Née dans le sud de Londres en 1994, Yearwood-Dan vit et travaille toujours à Londres où elle a déjà exposé à plusieurs reprises, s’imposant rapidement comme l’une des jeunes artistes abstraites les plus en vue du Royaume-Uni. Un moment déterminant dans sa carrière artistique naissante advient en 2017 : elle est alors soutenue par Bloomberg New Contemporaries, une organisation qui donne de la visibilité aux artistes en début de carrière, à travers une exposition itinérante. En 2019, elle fait l’objet d’une exposition personnelle à la Fondation Lee Alexander McQueen, puis à la Galerie Marianne Boesky en 2021. En 2022, Yearwood-Dan crée une grande installation dans le cadre de l’inauguration du centre culturel du Queercircle dédié au rassemblement des communautés LGBTQ+. La même année, elle participe à la troisième résidence annuelle des grandes femmes artistes au Palazzo Monti, expose avec la galerie Tiwani Contemporary (The Sweetest Taboo) et réalise sa première exposition personnelle à New York, Be Gentle With Me, à la galerie Marianne Boesky. Depuis 2021, sa portée s’est déjà considérablement internationalisée et ses toiles ont attiré l’attention de collectionneurs importants, notamment grâce à sa présence sur la Frieze de Los Angeles avec Tiwani Contemporary cette année. Plusieurs articles ont par ailleurs salué son travail pictural comme l’un des plus passionnant du moment.

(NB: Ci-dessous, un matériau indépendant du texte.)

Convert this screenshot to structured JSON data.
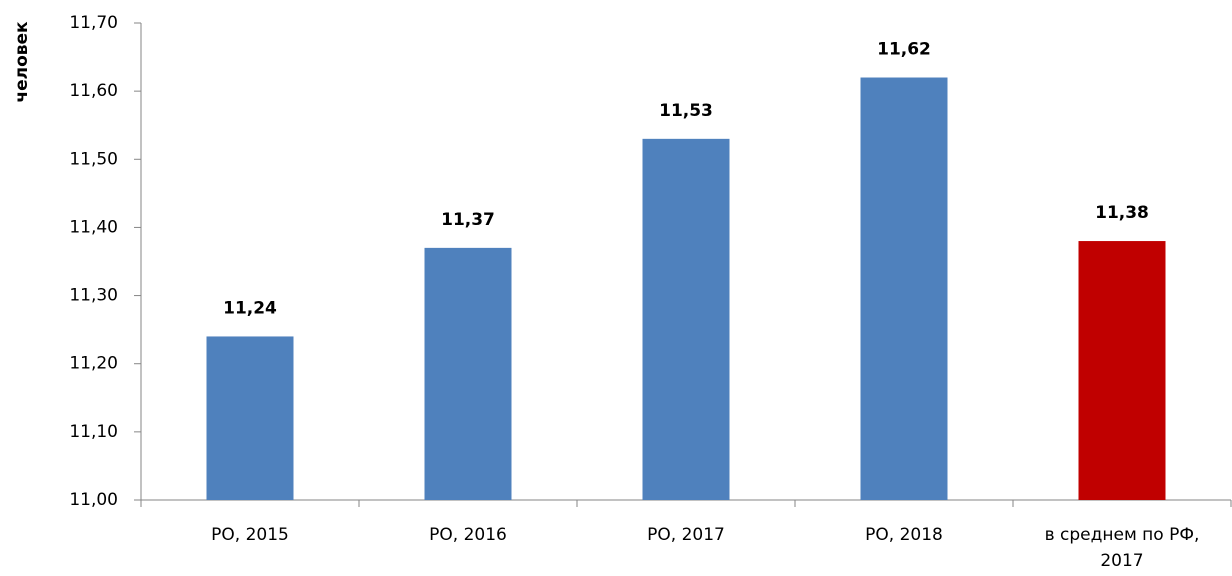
{
  "chart_data": {
    "type": "bar",
    "y_label": "человек",
    "categories": [
      "РО, 2015",
      "РО, 2016",
      "РО, 2017",
      "РО, 2018",
      "в среднем по РФ, 2017"
    ],
    "values": [
      11.24,
      11.37,
      11.53,
      11.62,
      11.38
    ],
    "value_labels": [
      "11,24",
      "11,37",
      "11,53",
      "11,62",
      "11,38"
    ],
    "colors": [
      "#4f81bd",
      "#4f81bd",
      "#4f81bd",
      "#4f81bd",
      "#c00000"
    ],
    "ylim": [
      11.0,
      11.7
    ],
    "yticks": [
      {
        "value": 11.0,
        "label": "11,00"
      },
      {
        "value": 11.1,
        "label": "11,10"
      },
      {
        "value": 11.2,
        "label": "11,20"
      },
      {
        "value": 11.3,
        "label": "11,30"
      },
      {
        "value": 11.4,
        "label": "11,40"
      },
      {
        "value": 11.5,
        "label": "11,50"
      },
      {
        "value": 11.6,
        "label": "11,60"
      },
      {
        "value": 11.7,
        "label": "11,70"
      }
    ],
    "grid": false
  }
}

Distribution géographique du produit des ventes aux enchères de Michaela Yearwood-Dan (copyright Artprice.com)

 

Une abstraction qui revendique le droit d’être belle et ouvertement féminine

Ce travail abstrait repose sur des œuvres à la touche tourbillonnante et aux couleurs vives, dans lesquelles l’artiste inclut des bribes de textes. Il s’agit d’œuvres de grandes dimensions dont l’ampleur volontaire vise à imposer la présence de la peinture dans l’espace. Il s’agit d’inviter les spectateurs à “baigner” dans la toile et à passer du temps avec. Pour Michaela Yearwood-Dan, le rapport à la peinture est avant tout une expérience à vivre et il arrive qu’elle construise ses expositions comme des expériences sensibles plus élaborées, avec bande sonore et effluves d’encens. Cette possibilité d’évasion, de joie et de beauté à contempler, constitue un acte de résistance en elle-même.

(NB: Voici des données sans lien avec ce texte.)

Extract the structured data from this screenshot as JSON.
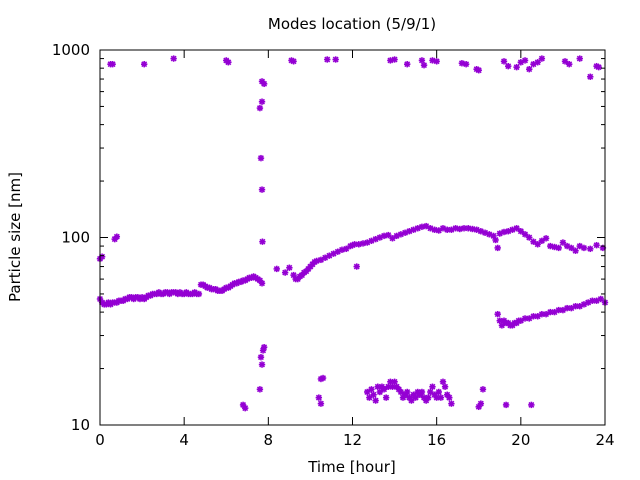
{
  "chart_data": {
    "type": "scatter",
    "title": "Modes location (5/9/1)",
    "xlabel": "Time [hour]",
    "ylabel": "Particle size [nm]",
    "xlim": [
      0,
      24
    ],
    "ylim": [
      10,
      1000
    ],
    "yscale": "log",
    "grid": false,
    "legend": "none",
    "xticks": [
      0,
      4,
      8,
      12,
      16,
      20,
      24
    ],
    "xtick_labels": [
      "0",
      "4",
      "8",
      "12",
      "16",
      "20",
      "24"
    ],
    "yticks": [
      10,
      100,
      1000
    ],
    "ytick_labels": [
      "10",
      "100",
      "1000"
    ],
    "marker_color": "#9400d3",
    "series": [
      {
        "points": [
          [
            0.0,
            47
          ],
          [
            0.1,
            45
          ],
          [
            0.2,
            44
          ],
          [
            0.3,
            44
          ],
          [
            0.4,
            45
          ],
          [
            0.5,
            44
          ],
          [
            0.6,
            45
          ],
          [
            0.7,
            45
          ],
          [
            0.8,
            45
          ],
          [
            0.9,
            46
          ],
          [
            1.0,
            46
          ],
          [
            1.1,
            46
          ],
          [
            1.2,
            47
          ],
          [
            1.3,
            47
          ],
          [
            1.4,
            48
          ],
          [
            1.5,
            48
          ],
          [
            1.6,
            47
          ],
          [
            1.7,
            48
          ],
          [
            1.8,
            48
          ],
          [
            1.9,
            47
          ],
          [
            2.0,
            48
          ],
          [
            2.1,
            47
          ],
          [
            2.2,
            48
          ],
          [
            2.3,
            49
          ],
          [
            2.4,
            49
          ],
          [
            2.5,
            50
          ],
          [
            2.6,
            50
          ],
          [
            2.7,
            50
          ],
          [
            2.8,
            51
          ],
          [
            2.9,
            50
          ],
          [
            3.0,
            50
          ],
          [
            3.1,
            51
          ],
          [
            3.2,
            51
          ],
          [
            3.3,
            50
          ],
          [
            3.4,
            51
          ],
          [
            3.5,
            51
          ],
          [
            3.6,
            51
          ],
          [
            3.7,
            50
          ],
          [
            3.8,
            51
          ],
          [
            3.9,
            50
          ],
          [
            4.0,
            50
          ],
          [
            4.1,
            51
          ],
          [
            4.2,
            50
          ],
          [
            4.3,
            50
          ],
          [
            4.4,
            50
          ],
          [
            4.5,
            51
          ],
          [
            4.6,
            50
          ],
          [
            4.7,
            50
          ],
          [
            4.8,
            56
          ],
          [
            4.9,
            56
          ],
          [
            5.0,
            55
          ],
          [
            5.1,
            54
          ],
          [
            5.2,
            54
          ],
          [
            5.3,
            53
          ],
          [
            5.4,
            53
          ],
          [
            5.5,
            53
          ],
          [
            5.6,
            52
          ],
          [
            5.7,
            52
          ],
          [
            5.8,
            52
          ],
          [
            5.9,
            53
          ],
          [
            6.0,
            54
          ],
          [
            6.1,
            54
          ],
          [
            6.2,
            55
          ],
          [
            6.3,
            56
          ],
          [
            6.4,
            57
          ],
          [
            6.5,
            57
          ],
          [
            6.6,
            58
          ],
          [
            6.7,
            58
          ],
          [
            6.8,
            59
          ],
          [
            6.9,
            59
          ],
          [
            7.0,
            60
          ],
          [
            7.1,
            61
          ],
          [
            7.2,
            61
          ],
          [
            7.3,
            62
          ],
          [
            7.4,
            61
          ],
          [
            7.5,
            60
          ],
          [
            7.6,
            59
          ],
          [
            7.7,
            57
          ],
          [
            8.8,
            65
          ],
          [
            9.0,
            69
          ],
          [
            9.2,
            63
          ],
          [
            9.3,
            60
          ],
          [
            9.4,
            60
          ],
          [
            9.5,
            62
          ],
          [
            9.6,
            63
          ],
          [
            9.7,
            65
          ],
          [
            9.8,
            66
          ],
          [
            9.9,
            68
          ],
          [
            10.0,
            70
          ],
          [
            10.1,
            72
          ],
          [
            10.2,
            74
          ],
          [
            10.3,
            75
          ],
          [
            10.5,
            76
          ],
          [
            10.7,
            78
          ],
          [
            10.9,
            80
          ],
          [
            11.1,
            82
          ],
          [
            11.3,
            84
          ],
          [
            11.5,
            86
          ],
          [
            11.7,
            87
          ],
          [
            11.9,
            90
          ],
          [
            12.0,
            91
          ],
          [
            12.1,
            92
          ],
          [
            12.3,
            92
          ],
          [
            12.5,
            93
          ],
          [
            12.7,
            94
          ],
          [
            12.9,
            96
          ],
          [
            13.1,
            98
          ],
          [
            13.3,
            100
          ],
          [
            13.5,
            102
          ],
          [
            13.7,
            103
          ],
          [
            13.9,
            99
          ],
          [
            14.1,
            102
          ],
          [
            14.3,
            104
          ],
          [
            14.5,
            106
          ],
          [
            14.7,
            108
          ],
          [
            14.9,
            110
          ],
          [
            15.1,
            112
          ],
          [
            15.3,
            114
          ],
          [
            15.5,
            115
          ],
          [
            15.7,
            112
          ],
          [
            15.9,
            110
          ],
          [
            16.1,
            109
          ],
          [
            16.3,
            112
          ],
          [
            16.5,
            110
          ],
          [
            16.7,
            110
          ],
          [
            16.9,
            112
          ],
          [
            17.1,
            111
          ],
          [
            17.3,
            112
          ],
          [
            17.5,
            112
          ],
          [
            17.7,
            111
          ],
          [
            17.9,
            110
          ],
          [
            18.1,
            108
          ],
          [
            18.3,
            106
          ],
          [
            18.5,
            104
          ],
          [
            18.7,
            102
          ],
          [
            18.8,
            97
          ],
          [
            18.9,
            88
          ],
          [
            19.0,
            105
          ],
          [
            19.2,
            107
          ],
          [
            19.4,
            108
          ],
          [
            19.6,
            110
          ],
          [
            19.8,
            112
          ],
          [
            20.0,
            108
          ],
          [
            20.2,
            104
          ],
          [
            20.4,
            100
          ],
          [
            20.6,
            95
          ],
          [
            20.8,
            92
          ],
          [
            21.0,
            96
          ],
          [
            21.2,
            99
          ],
          [
            21.4,
            90
          ],
          [
            21.6,
            89
          ],
          [
            21.8,
            88
          ],
          [
            22.0,
            94
          ],
          [
            22.2,
            90
          ],
          [
            22.4,
            88
          ],
          [
            22.6,
            85
          ],
          [
            22.8,
            90
          ],
          [
            23.0,
            88
          ],
          [
            23.3,
            87
          ],
          [
            23.6,
            91
          ],
          [
            23.9,
            88
          ],
          [
            12.2,
            70
          ],
          [
            8.4,
            68
          ],
          [
            18.9,
            39
          ],
          [
            19.0,
            36
          ],
          [
            19.1,
            34
          ],
          [
            19.2,
            36
          ],
          [
            19.3,
            35
          ],
          [
            19.4,
            35
          ],
          [
            19.5,
            34
          ],
          [
            19.6,
            34
          ],
          [
            19.7,
            35
          ],
          [
            19.8,
            35
          ],
          [
            19.9,
            36
          ],
          [
            20.0,
            36
          ],
          [
            20.2,
            37
          ],
          [
            20.4,
            37
          ],
          [
            20.6,
            38
          ],
          [
            20.8,
            38
          ],
          [
            21.0,
            39
          ],
          [
            21.2,
            39
          ],
          [
            21.4,
            40
          ],
          [
            21.6,
            40
          ],
          [
            21.8,
            41
          ],
          [
            22.0,
            41
          ],
          [
            22.2,
            42
          ],
          [
            22.4,
            42
          ],
          [
            22.6,
            43
          ],
          [
            22.8,
            43
          ],
          [
            23.0,
            44
          ],
          [
            23.2,
            45
          ],
          [
            23.4,
            46
          ],
          [
            23.6,
            46
          ],
          [
            23.8,
            47
          ],
          [
            24.0,
            45
          ],
          [
            0.0,
            77
          ],
          [
            0.1,
            79
          ],
          [
            0.7,
            98
          ],
          [
            0.8,
            101
          ],
          [
            0.5,
            840
          ],
          [
            0.6,
            840
          ],
          [
            2.1,
            840
          ],
          [
            3.5,
            900
          ],
          [
            6.0,
            880
          ],
          [
            6.1,
            860
          ],
          [
            9.1,
            880
          ],
          [
            9.2,
            870
          ],
          [
            10.8,
            890
          ],
          [
            11.2,
            890
          ],
          [
            13.8,
            880
          ],
          [
            14.0,
            890
          ],
          [
            14.6,
            840
          ],
          [
            15.3,
            880
          ],
          [
            15.4,
            830
          ],
          [
            15.8,
            880
          ],
          [
            16.0,
            870
          ],
          [
            17.2,
            850
          ],
          [
            17.4,
            840
          ],
          [
            17.9,
            790
          ],
          [
            18.0,
            780
          ],
          [
            19.2,
            870
          ],
          [
            19.4,
            820
          ],
          [
            19.8,
            810
          ],
          [
            20.0,
            860
          ],
          [
            20.2,
            880
          ],
          [
            20.4,
            790
          ],
          [
            20.6,
            840
          ],
          [
            20.8,
            860
          ],
          [
            21.0,
            900
          ],
          [
            22.1,
            870
          ],
          [
            22.3,
            840
          ],
          [
            22.8,
            900
          ],
          [
            23.3,
            720
          ],
          [
            23.6,
            820
          ],
          [
            23.7,
            810
          ],
          [
            7.6,
            490
          ],
          [
            7.7,
            530
          ],
          [
            7.8,
            660
          ],
          [
            7.7,
            680
          ],
          [
            7.65,
            265
          ],
          [
            7.7,
            180
          ],
          [
            7.72,
            95
          ],
          [
            7.8,
            26
          ],
          [
            7.75,
            25
          ],
          [
            7.65,
            23
          ],
          [
            7.7,
            21
          ],
          [
            7.6,
            15.5
          ],
          [
            6.8,
            12.8
          ],
          [
            6.9,
            12.3
          ],
          [
            10.4,
            14
          ],
          [
            10.5,
            13
          ],
          [
            10.6,
            17.8
          ],
          [
            10.5,
            17.6
          ],
          [
            12.7,
            15
          ],
          [
            12.8,
            14
          ],
          [
            12.9,
            15.5
          ],
          [
            13.0,
            14.5
          ],
          [
            13.1,
            13.5
          ],
          [
            13.2,
            16
          ],
          [
            13.3,
            15
          ],
          [
            13.4,
            16
          ],
          [
            13.5,
            15.5
          ],
          [
            13.6,
            14
          ],
          [
            13.7,
            16
          ],
          [
            13.8,
            17
          ],
          [
            13.9,
            16
          ],
          [
            14.0,
            17
          ],
          [
            14.1,
            16
          ],
          [
            14.2,
            15.5
          ],
          [
            14.3,
            15
          ],
          [
            14.4,
            14
          ],
          [
            14.5,
            14.5
          ],
          [
            14.6,
            15
          ],
          [
            14.7,
            14
          ],
          [
            14.8,
            13.5
          ],
          [
            14.9,
            14.5
          ],
          [
            15.0,
            14
          ],
          [
            15.1,
            15
          ],
          [
            15.2,
            14.5
          ],
          [
            15.3,
            15
          ],
          [
            15.4,
            14
          ],
          [
            15.5,
            13.5
          ],
          [
            15.6,
            14
          ],
          [
            15.7,
            15
          ],
          [
            15.8,
            16
          ],
          [
            15.9,
            14.5
          ],
          [
            16.0,
            14
          ],
          [
            16.1,
            15
          ],
          [
            16.2,
            14
          ],
          [
            16.3,
            17
          ],
          [
            16.4,
            16
          ],
          [
            16.5,
            14.5
          ],
          [
            16.6,
            14
          ],
          [
            16.7,
            13
          ],
          [
            18.0,
            12.5
          ],
          [
            18.1,
            13
          ],
          [
            18.2,
            15.5
          ],
          [
            19.3,
            12.8
          ],
          [
            20.5,
            12.8
          ]
        ]
      }
    ]
  }
}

En tant qu’artiste noire queer, Michaela Yearwood-Dan ne cherche pas à ce que son travail devienne un porte-parole des minorités ethniques, culturelles ou sexuelles. Sans chercher à investir la voix d’une communauté et en restant subjective, elle incorpore néanmoins à ses œuvres des signifiants culturels autour des thèmes de l’amour, de la vulnérabilité, de la féminité et de son héritage antillais. Elle explique que sa pratique est orientée vers l’auto-historisation, principalement exécutée à travers la peinture abstraite à grande échelle.

Indéniablement, la pratique de Michaela Yearwood-Dan, sa liberté de ton, sa façon de s’inscrire au cœur des questionnements socio-culturels sans pour autant les récupérer comme des faire-valoir, apporte une respiration recherchée sur le marché de l’art. Les collectionneurs l’ont si bien plébiscitée qu’ils l’ont hissé au 388 rang des artistes les plus performants au monde au S1 2023, toutes catégories et toutes époques confondues, avec un produit des ventes aux enchères établi à 2,6m$, avant les prochaines grandes de fin d’été et d’automne…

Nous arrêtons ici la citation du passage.